Effects of Environmental Stress on the Viability of Lactobacillus plantarum Encapsulated in Double Emulsions

S.  Abbasi; A.  Rafati; S.M.H.  Hosseini; S.  Roohinejad; S.-S.  Hahshemi; H. Hahshemi

doi:10.18502/jfqhc.12.1.18365

S. Abbasi Department of Food Science and Technology, Sarv. C., Islamic Azad University, Sarvestan, Iran.
A. Rafati Department of Food Science and Technology, Sarv. C., Islamic Azad University, Sarvestan, Iran.
S.M.H. Hosseini Department of Food Science and Technology, School of Agriculture, Shiraz University, Shiraz, Iran.
S. Roohinejad Burn and Wound Healing Research Center, Shiraz University of Medical Science, Shiraz, Iran.
S.-S. Hahshemi Burn and Wound Healing Research Center, Shiraz University of Medical Science, Shiraz, Iran.
H. Hahshemi Department of Food Science and Technology, School of Agriculture, Shiraz University, Shiraz, Iran.

DOI: https://doi.org/10.18502/jfqhc.12.1.18365

Keywords: Environment, Lactobacillus plantarum, Emulsions, Probiotics

Abstract

Background: The primary objective of encapsulating probiotics is to enhance their survival rate during food processing and the challenging conditions of the gastrointestinal tract.
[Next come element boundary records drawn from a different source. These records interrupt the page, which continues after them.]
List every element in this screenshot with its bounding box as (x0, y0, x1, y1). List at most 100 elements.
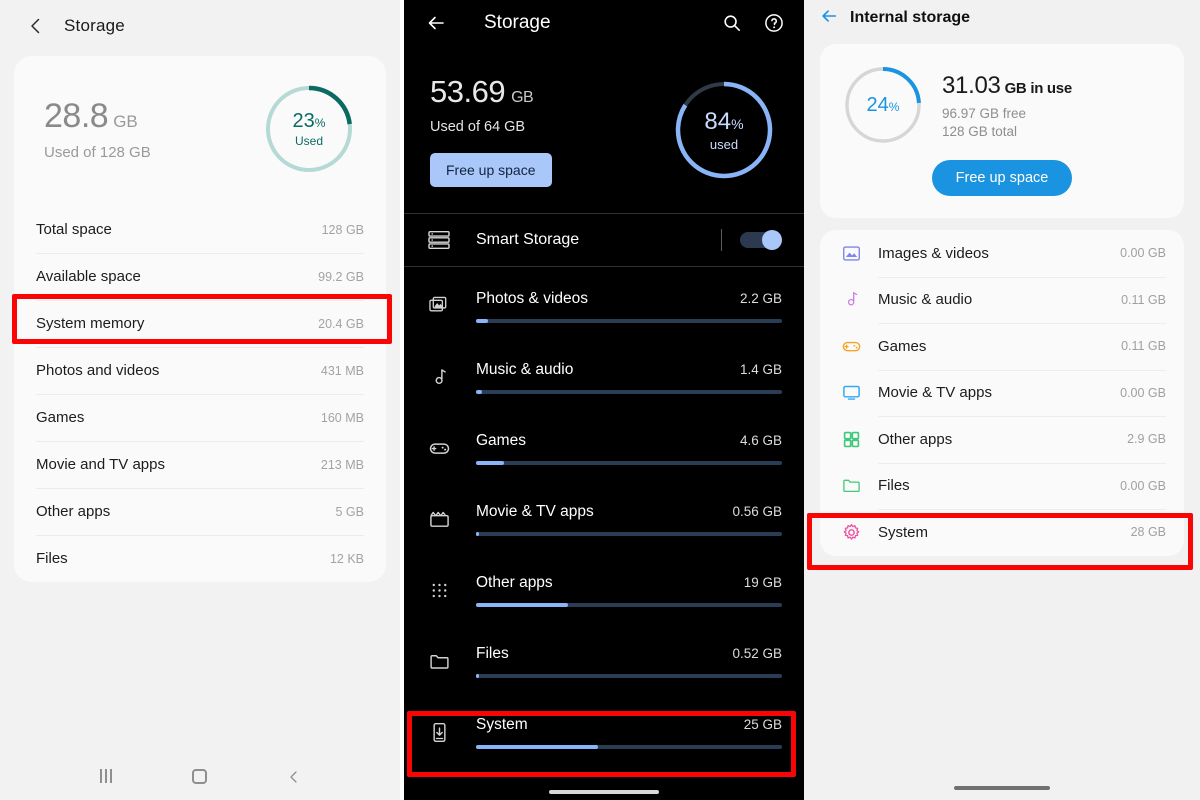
movie-icon (422, 509, 456, 530)
row-label: Files (878, 477, 910, 495)
recents-icon[interactable] (100, 769, 113, 783)
chevron-left-icon[interactable] (28, 18, 44, 34)
panel3-row-images-videos[interactable]: Images & videos 0.00 GB (820, 230, 1184, 277)
arrow-left-icon[interactable] (426, 13, 446, 33)
panel1-system-navbar (0, 752, 400, 800)
panel2-row-top: Photos & videos 2.2 GB (476, 290, 782, 308)
row-label: Music & audio (476, 361, 574, 378)
panel2-row-body: Games 4.6 GB (476, 432, 786, 465)
panel2-row-body: Photos & videos 2.2 GB (476, 290, 786, 323)
usage-bar-fill (476, 390, 483, 394)
row-value: 99.2 GB (318, 269, 364, 284)
row-label: Files (476, 645, 509, 662)
search-icon[interactable] (722, 13, 742, 33)
help-circle-icon[interactable] (764, 13, 784, 33)
panel-samsung-storage: Storage 28.8 GB Used of 128 GB 23% Used … (0, 0, 400, 800)
usage-bar-track (476, 745, 782, 749)
row-value: 0.11 GB (1121, 292, 1166, 307)
panel2-row-other-apps[interactable]: Other apps 19 GB (404, 555, 804, 626)
gesture-pill[interactable] (549, 790, 659, 794)
smart-storage-toggle[interactable] (740, 230, 782, 250)
row-label: Games (36, 409, 85, 426)
panel1-row-total-space[interactable]: Total space 128 GB (14, 206, 386, 253)
row-label: Movie and TV apps (36, 456, 165, 473)
panel1-row-photos-and-videos[interactable]: Photos and videos 431 MB (14, 347, 386, 394)
panel1-row-other-apps[interactable]: Other apps 5 GB (14, 488, 386, 535)
panel2-used-line: 53.69 GB (430, 74, 534, 109)
row-value: 28 GB (1130, 525, 1166, 540)
panel3-row-other-apps[interactable]: Other apps 2.9 GB (820, 416, 1184, 463)
panel3-row-system[interactable]: System 28 GB (820, 509, 1184, 556)
back-chevron-icon[interactable] (288, 770, 300, 783)
panel2-row-top: Other apps 19 GB (476, 574, 782, 592)
panel3-row-music-audio[interactable]: Music & audio 0.11 GB (820, 276, 1184, 324)
row-value: 12 KB (329, 551, 364, 566)
panel2-percent-word: used (709, 137, 739, 152)
panel2-row-body: Music & audio 1.4 GB (476, 361, 786, 394)
row-label: Games (878, 337, 927, 355)
system-phone-icon (422, 722, 456, 743)
panel-pixel-storage: Storage 53.69 GB Used of 64 GB Free up sp… (404, 0, 804, 800)
row-label: Other apps (878, 430, 953, 448)
panel2-percent: 84% (704, 108, 744, 135)
music-icon (836, 290, 866, 309)
panel2-category-list: Photos & videos 2.2 GB Music & audio 1.4 GB… (404, 267, 804, 768)
panel2-row-games[interactable]: Games 4.6 GB (404, 413, 804, 484)
row-label: Photos and videos (36, 362, 160, 379)
panel1-usage-donut: 23% Used (262, 82, 356, 176)
panel2-row-photos-videos[interactable]: Photos & videos 2.2 GB (404, 271, 804, 342)
panel2-row-top: System 25 GB (476, 716, 782, 734)
row-value: 2.9 GB (1127, 432, 1166, 447)
usage-bar-fill (476, 319, 489, 323)
row-value: 431 MB (320, 363, 364, 378)
row-value: 19 GB (743, 575, 782, 590)
panel1-percent: 23% (292, 110, 326, 132)
apps-grid-icon (422, 580, 456, 601)
panel1-row-files[interactable]: Files 12 KB (14, 535, 386, 582)
free-up-space-button[interactable]: Free up space (931, 160, 1073, 196)
apps-grid-icon (836, 430, 866, 449)
panel2-donut-label: 84% used (672, 78, 776, 182)
usage-bar-fill (476, 674, 480, 678)
panel2-row-system[interactable]: System 25 GB (404, 697, 804, 768)
panel2-row-top: Music & audio 1.4 GB (476, 361, 782, 379)
used-number: 28.8 (44, 97, 109, 135)
panel3-row-games[interactable]: Games 0.11 GB (820, 323, 1184, 370)
row-value: 0.00 GB (1120, 385, 1166, 400)
panel3-summary-text: 31.03 GB in use 96.97 GB free 128 GB tota… (942, 64, 1072, 139)
panel3-row-files[interactable]: Files 0.00 GB (820, 462, 1184, 510)
panel1-row-movie-and-tv-apps[interactable]: Movie and TV apps 213 MB (14, 441, 386, 488)
smart-storage-row[interactable]: Smart Storage (404, 213, 804, 267)
panel2-row-music-audio[interactable]: Music & audio 1.4 GB (404, 342, 804, 413)
panel1-row-system-memory[interactable]: System memory 20.4 GB (14, 300, 386, 347)
panel3-row-movie-tv-apps[interactable]: Movie & TV apps 0.00 GB (820, 369, 1184, 417)
panel2-row-movie-tv-apps[interactable]: Movie & TV apps 0.56 GB (404, 484, 804, 555)
panel2-usage-donut: 84% used (672, 78, 776, 182)
row-value: 0.00 GB (1120, 478, 1166, 493)
panel2-summary: 53.69 GB Used of 64 GB Free up space 84% … (404, 46, 804, 213)
row-label: Photos & videos (476, 290, 589, 307)
used-of-total: Used of 128 GB (44, 144, 151, 161)
row-value: 160 MB (320, 410, 364, 425)
panel2-appbar: Storage (404, 0, 804, 46)
three-phone-screenshots: Storage 28.8 GB Used of 128 GB 23% Used … (0, 0, 1200, 800)
total-space-text: 128 GB total (942, 124, 1018, 139)
usage-bar-track (476, 532, 782, 536)
panel2-row-body: System 25 GB (476, 716, 786, 749)
panel1-row-games[interactable]: Games 160 MB (14, 394, 386, 441)
panel2-row-files[interactable]: Files 0.52 GB (404, 626, 804, 697)
used-of-total: Used of 64 GB (430, 119, 526, 135)
free-up-space-button[interactable]: Free up space (430, 153, 552, 187)
folder-icon (422, 651, 456, 672)
panel-internal-storage: Internal storage 24% 31.03 GB in use 96.9… (804, 0, 1200, 800)
usage-bar-track (476, 319, 782, 323)
panel1-row-available-space[interactable]: Available space 99.2 GB (14, 253, 386, 300)
row-label: Available space (36, 268, 141, 285)
row-value: 2.2 GB (739, 291, 782, 306)
home-icon[interactable] (192, 768, 208, 784)
panel1-appbar: Storage (0, 0, 400, 52)
gesture-pill[interactable] (954, 786, 1050, 790)
arrow-left-icon[interactable] (820, 7, 838, 30)
vertical-divider (721, 229, 722, 251)
panel2-row-top: Files 0.52 GB (476, 645, 782, 663)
Methods: In this specific investigation, Lactobacillus plantarum was introduced into the Inner aqueous phase (W₁) of Double Emulsions (DEs) referred to as Water-in-Oil-in-Water (W₁/O/W₂). This entrapment process involved inducing a transition from solid to gel state of W₁ using gelatin, alginate, tragacanth gum, and carrageenan across multiple samples. The study then explored the resistance of L. plantarum to various environmental pressures, including thermal treatments (such as pasteurization at 72 °C for 40 s, microwave heating at 72 °C for 40 s, and sterilization at 145 °C for 40 s), as well as exposure to sodium chloride (NaCl), bile salt, lysozyme, and penicillin. Additionally, the viability of the encapsulated probiotics was investigated in simulated gastrointestinal conditions.

Results: It was found that the sensitivity of free bacterial cells to heat processing was significantly higher compared to encapsulated bacteria. Among the different samples, those containing tragacanth gum exhibited the highest cell viability when subjected to various heat treatments (14.67% reduction for microwave, 13.72% reduction for pasteurization). Furthermore, the study demonstrated that DEs effectively improved the survival of probiotics against NaCl, bile salt, lysozyme, and penicillin. Generally, the gastric conditions (0.55 to 3.30 log Colony Forming Unit (CFU)/g reduction) had a more detrimental impact on probiotic viability compared to the intestinal conditions (0.1 to 0.8 log CFU/g reduction).

Conclusion: Ultimately, DE samples containing tragacanth gum in the W₁ phase displayed the most effective protective effects. This encapsulation technique holds potential for various applications in dairy, meat, and other fermented products.